ISSUE: WON the allegations of the Amended and Supplemental


Complaint constituted a sufficient cause of action against PNB and
NIDC

RULING:
NO.
 It is basic that the complaint must contain a concise statement of
the ultimate facts constituting the plaintiff’s cause of action.
“Ultimate facts” are the important and substantial facts, which
either directly form and basis of the plaintiff’s primary right, and
duty, or directly make up the wrongful acts or omissions by the
defendant.
 When the ground for dismissal is that the complaint states that the
Complaint states no cause of action, the rule is that its sufficiency
can only be determined by considering the facts alleged in the
Complaint and no other. The allegations in the complaint must be
accepted as true and it is not permissible to go beyond and
outside of them for date or facts. And the test of sufficiency of the
facts alleged is whether or not the Court could render a valid
judgment as prayed for accepting as true exclusive facts set forth
in the Complaint.
 The subject Amended and Supplemental Complaint fails to meet
the test. It is not supported by well-pleased averment of facts.
Nowhere is it alleged that defendants-appellees had notice,
information or knowledge of any flaw, much less any illegality, in
their co-defendants’ actuations, assuming that there was such a
flaw or illegality.
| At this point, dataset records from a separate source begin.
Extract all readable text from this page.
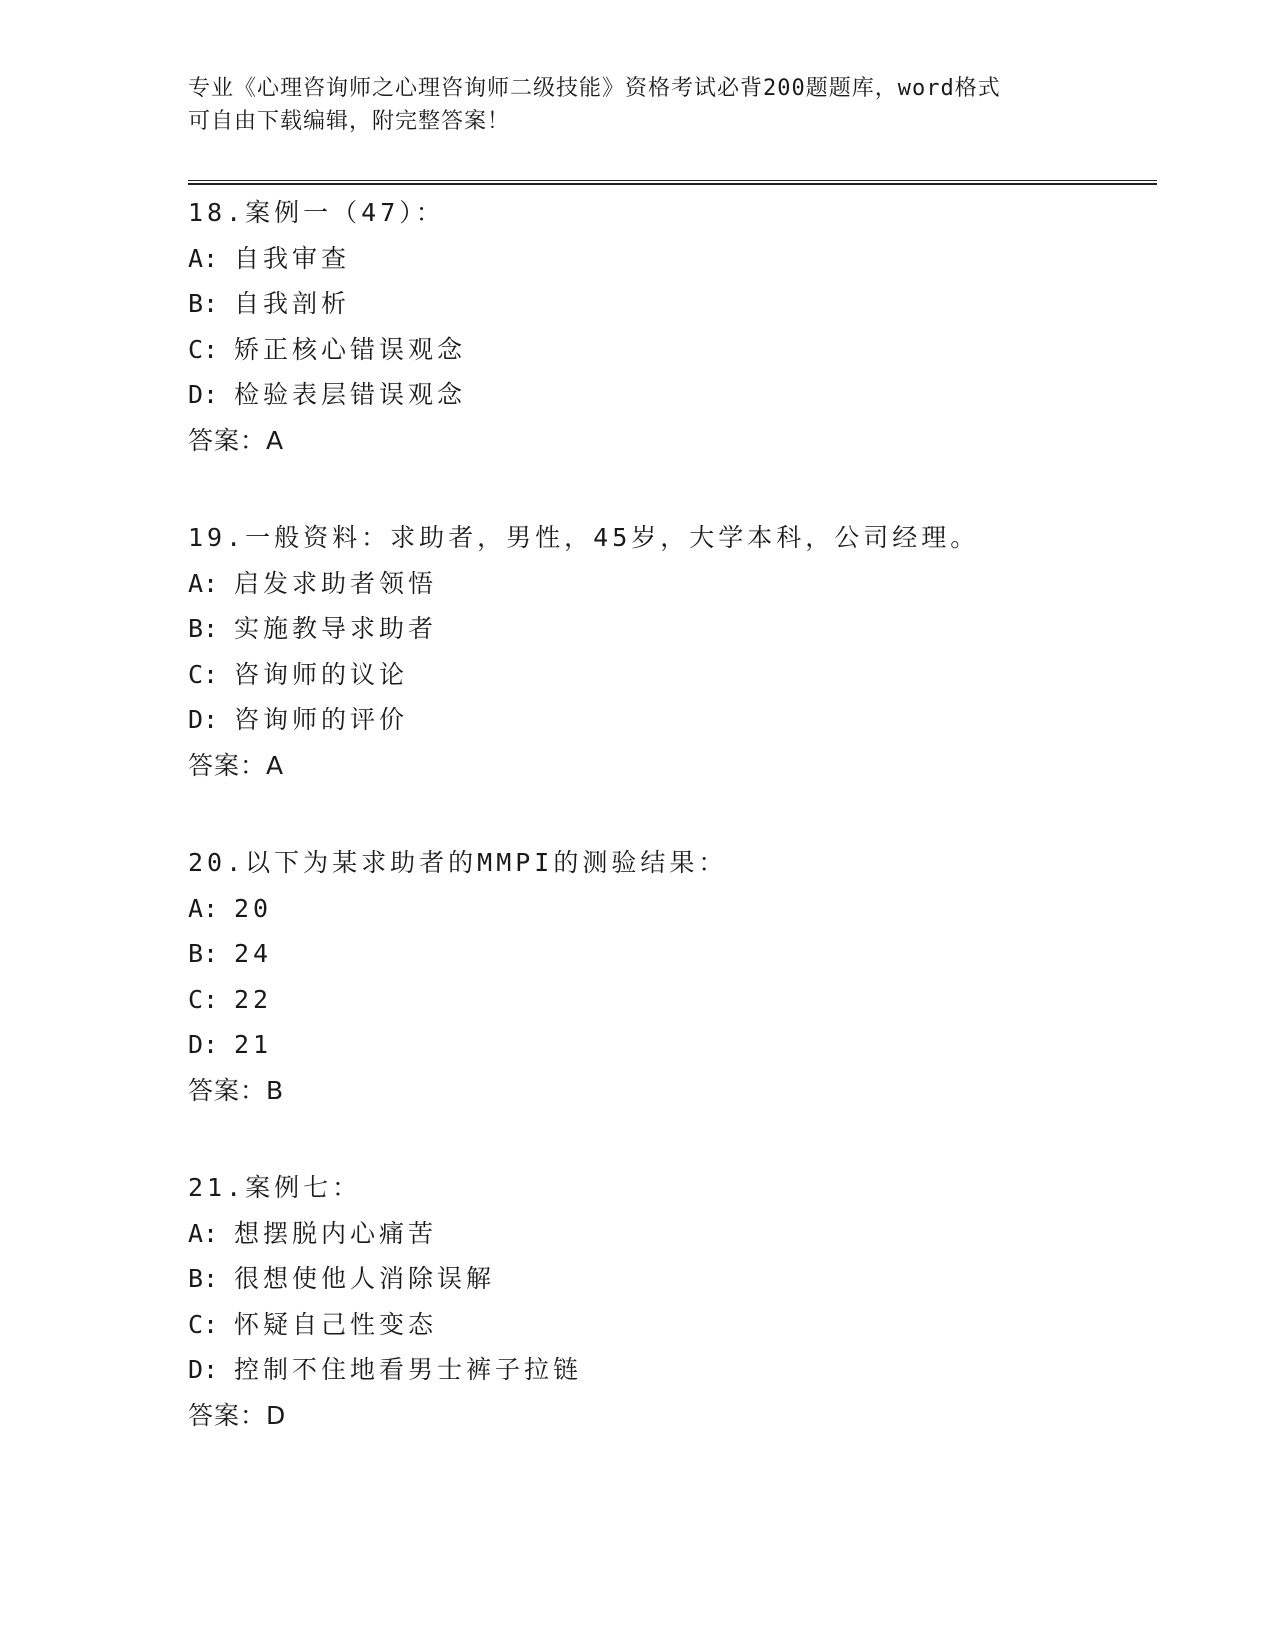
专业《心理咨询师之心理咨询师二级技能》资格考试必背200题题库，word格式
可自由下载编辑，附完整答案！
18.案例一（47）：
A: 自我审查
B: 自我剖析
C: 矫正核心错误观念
D: 检验表层错误观念
答案：A
19.一般资料：求助者，男性，45岁，大学本科，公司经理。
A: 启发求助者领悟
B: 实施教导求助者
C: 咨询师的议论
D: 咨询师的评价
答案：A
20.以下为某求助者的MMPI的测验结果：
A: 20
B: 24
C: 22
D: 21
答案：B
21.案例七：
A: 想摆脱内心痛苦
B: 很想使他人消除误解
C: 怀疑自己性变态
D: 控制不住地看男士裤子拉链
答案：D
Although it is averred that the defendant’s acts
were done in bad faith, the Complaint does not contain any
averment of facts showing that the acts were done in the manner
alleged.

Doing of an act, like extension of credit, which is lawful, does not


render one liable for tort simply because the act enables another
to accomplish a wrong.—
 What appears from the record is that PNB and NIDC came into
the picture in the ordinary and usual course of its business after
the borrowing entity had established itself as capable of being
treated as a new milling district (FFMC) is officially designated as
Mill District No, 49) because it could already operate and had its
array of adhering planters. “The doing of an act which is in itself is
perfectly lawful will not render one liable as for a tort, simply
because the unintended effect of such act is to enable or assist
another person to do or accomplish a wrong”, assuming, of
course, that there was such a wrong.

Bad faith is never presumed (Art. 527, NCC). And it has been held that
“to support a judgment for damages, facts which justify the inference of
a lack or absence of good faith must be alleged and proven.”